デイトレーダーに対するマーケットメーカーのもうひとつの優位性は、大規模な財務的後ろ盾があるということだ。そのおかげでリスクエクスポージャーを拡大し、大きな損失に耐えられる。なかでもマーケットメーキング業務を行う大手グローバルバンクは最大の資金力を持っている。デイトレーダーにとって1万ドルの損失は高額かもしれないが、機関マーケットメーカーにとっては事業遂行のコストにすぎない。デイトレーダーは大規模な財務的後ろ盾の欠如を適切なリスクコントロールと現実的な期待によって補うことができる。そのどちらについても本書で取り上げている。
始めたばかりのデイトレーダーは経験不足を克服する必要があるが、それは多くの場合、してはならないことを学んだり、間違いを犯すことによってのみ達成される。この過程は非常に高いコストがかかることがあり、それに耐えられないデイトレーダーも少なくない。本書は慎重なリスクエクスポージャーを段階的に確立し維持するための指針について触れており、このことが、始めたばかりのデイトレーダーが最初の嵐を乗り切る手助けとなるだろう。
第一級のマーケットメーカーは強力なリサーチ部門のおかげで難なく情報を利用できるようになっている。だが、インターネットがグローバルバンクと個人投資家の間にある情報障壁を打ち壊した。昨今ではだれでも最高のリサーチ結果をインターネットで簡単に入手できる。時にはマーケットメーカーがインターネットで発表される重要情報の動向を最後に知るという事態も起きている。
最高のマーケットメーカーやトレーダーはトレーディングがチェスやポーカーに似ているということを知っている。成功のカギを握るのは自分の目的を隠しながら市場を読むことだ。過去最高のチェスプレーヤーのひとりであるエド・ラスカーは自分にとってチェスは心理戦だと語った。ゲーム中は「相手は今どんな心理状態にあるか。どうすれば一番相手を不安がらせられるか」ということを自問するという。チェス盤を客観的に見るだけでなく、むしろ相手が一番恐れていると考えられる手を打つ、とラスカーは説明した。「彼は時には相手を死ぬほど退屈させることによって、あるいは相手が本意でない攻撃を仕掛けるよう仕向けることによって勝利を得た」(インベスターズ・ビジネス・デイリー紙の「リーダーと成功」より)。こうしたことはすべてのトレーダーが直面せざるを得ない心理的問題であり、このことも本書で扱われている。
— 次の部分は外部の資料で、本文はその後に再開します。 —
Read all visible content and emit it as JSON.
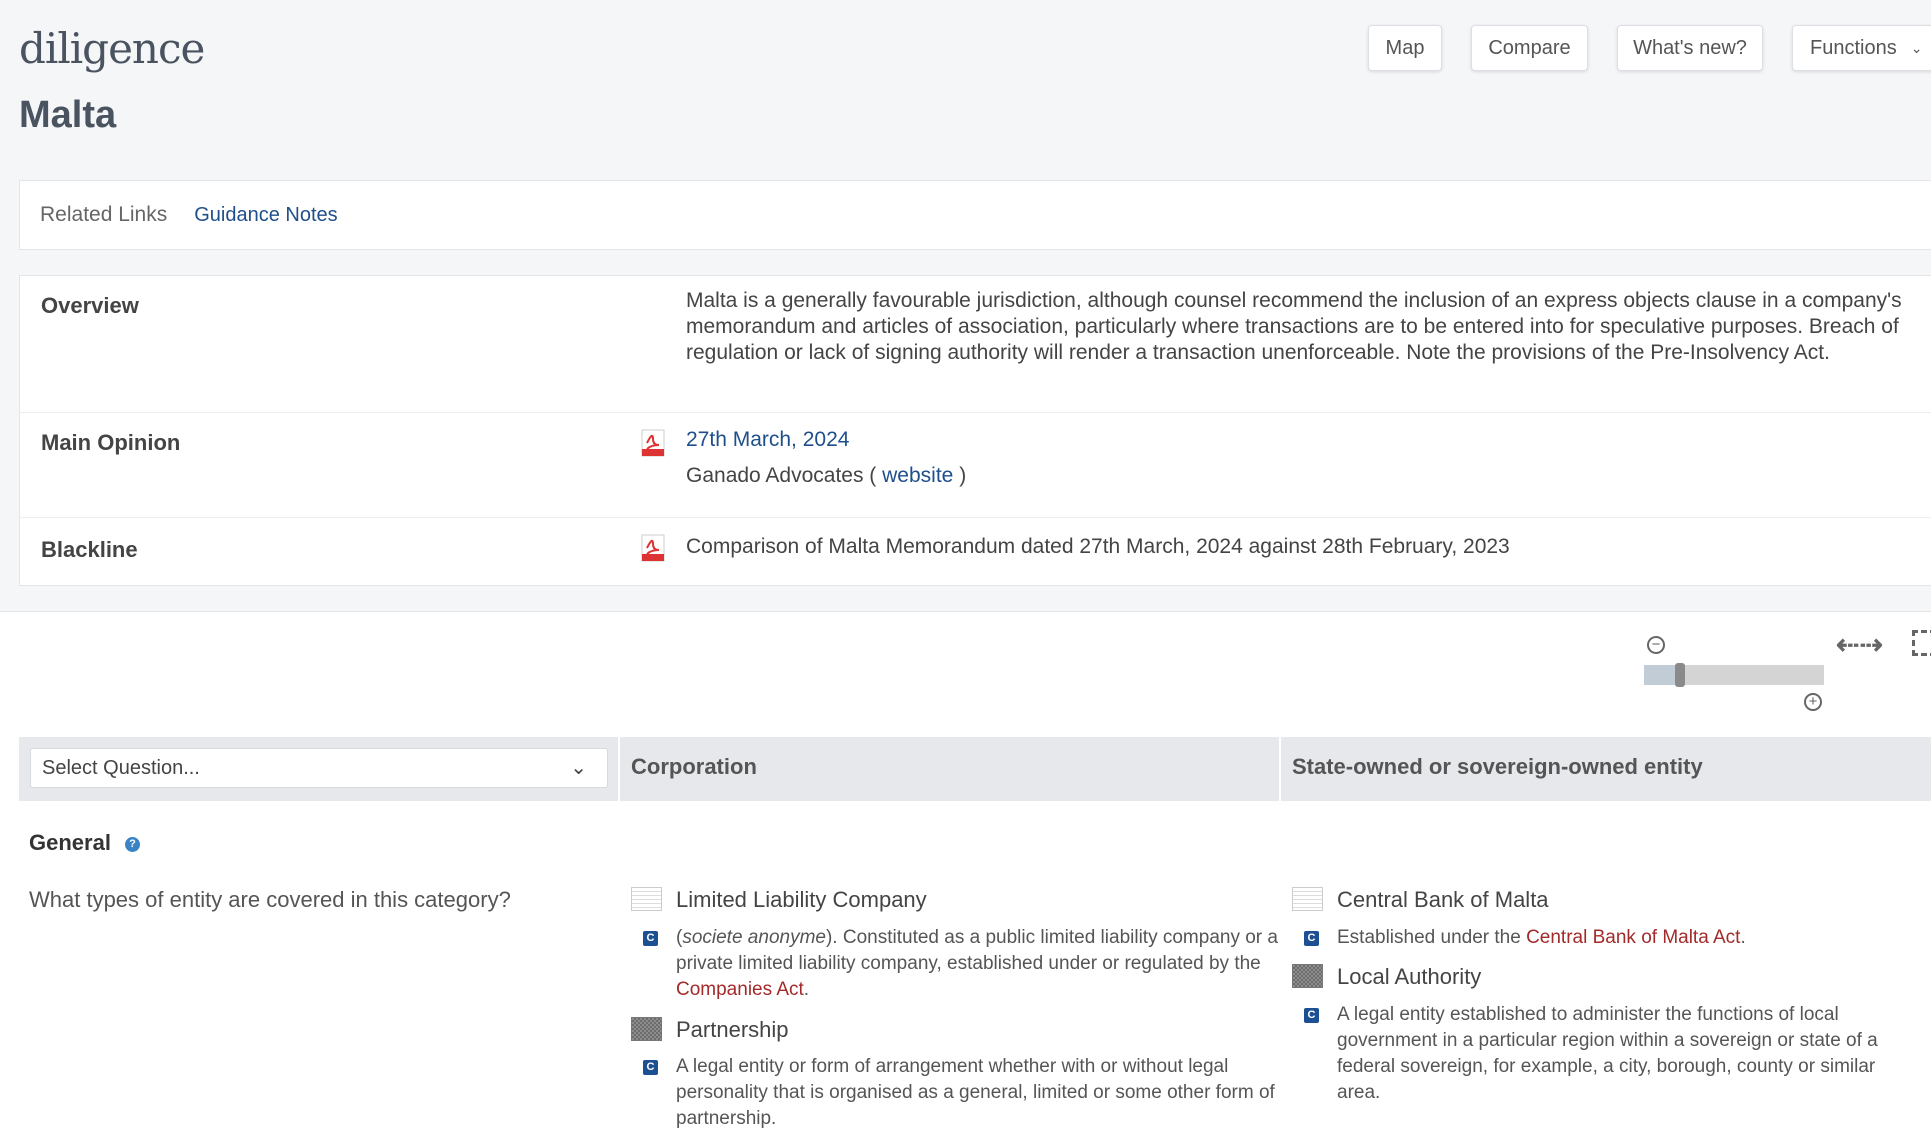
{
  "header": {
    "logo": "diligence",
    "country": "Malta",
    "buttons": {
      "map": "Map",
      "compare": "Compare",
      "whats_new": "What's new?",
      "functions": "Functions"
    }
  },
  "related": {
    "label": "Related Links",
    "guidance": "Guidance Notes"
  },
  "info": {
    "overview": {
      "label": "Overview",
      "text": "Malta is a generally favourable jurisdiction, although counsel recommend the inclusion of an express objects clause in a company's memorandum and articles of association, particularly where transactions are to be entered into for speculative purposes. Breach of regulation or lack of signing authority will render a transaction unenforceable. Note the provisions of the Pre-Insolvency Act."
    },
    "main_opinion": {
      "label": "Main Opinion",
      "date": "27th March, 2024",
      "firm": "Ganado Advocates (",
      "website": "website",
      "close": ")"
    },
    "blackline": {
      "label": "Blackline",
      "link": "Comparison of Malta Memorandum dated 27th March, 2024 against 28th February, 2023"
    }
  },
  "zoom": {
    "level_fraction": 0.2
  },
  "table": {
    "select_placeholder": "Select Question...",
    "columns": [
      "Corporation",
      "State-owned or sovereign-owned entity"
    ],
    "section": "General",
    "question": "What types of entity are covered in this category?",
    "corporation": [
      {
        "name": "Limited Liability Company",
        "italic": "societe anonyme",
        "text": "). Constituted as a public limited liability company or a private limited liability company, established under or regulated by the ",
        "link": "Companies Act",
        "end": "."
      },
      {
        "name": "Partnership",
        "text": "A legal entity or form of arrangement whether with or without legal personality that is organised as a general, limited or some other form of partnership."
      }
    ],
    "state": [
      {
        "name": "Central Bank of Malta",
        "text": "Established under the ",
        "link": "Central Bank of Malta Act",
        "end": "."
      },
      {
        "name": "Local Authority",
        "text": "A legal entity established to administer the functions of local government in a particular region within a sovereign or state of a federal sovereign, for example, a city, borough, county or similar area."
      }
    ],
    "c_badge": "C",
    "help": "?"
  }
}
本書は最高のマーケットメーカーを敵ではなく味方としてトレードする方法について書いている。トレーダーは本書で説明されている方法や戦術をしっかり守ることによって短期的な難局を機敏に乗り切れるようになるだろう。本書はトレーダーが適切なトレーディングの習慣を身につけ、自分のエッジ(優位性)に集中することによって恐怖や弱点を克服する手助けをしようとする。それによって確信と生き残る力が強まり、自分が制御できない要因の影響を受けることが少なくなってさらに素晴らしいトレーダーになることができるだろう。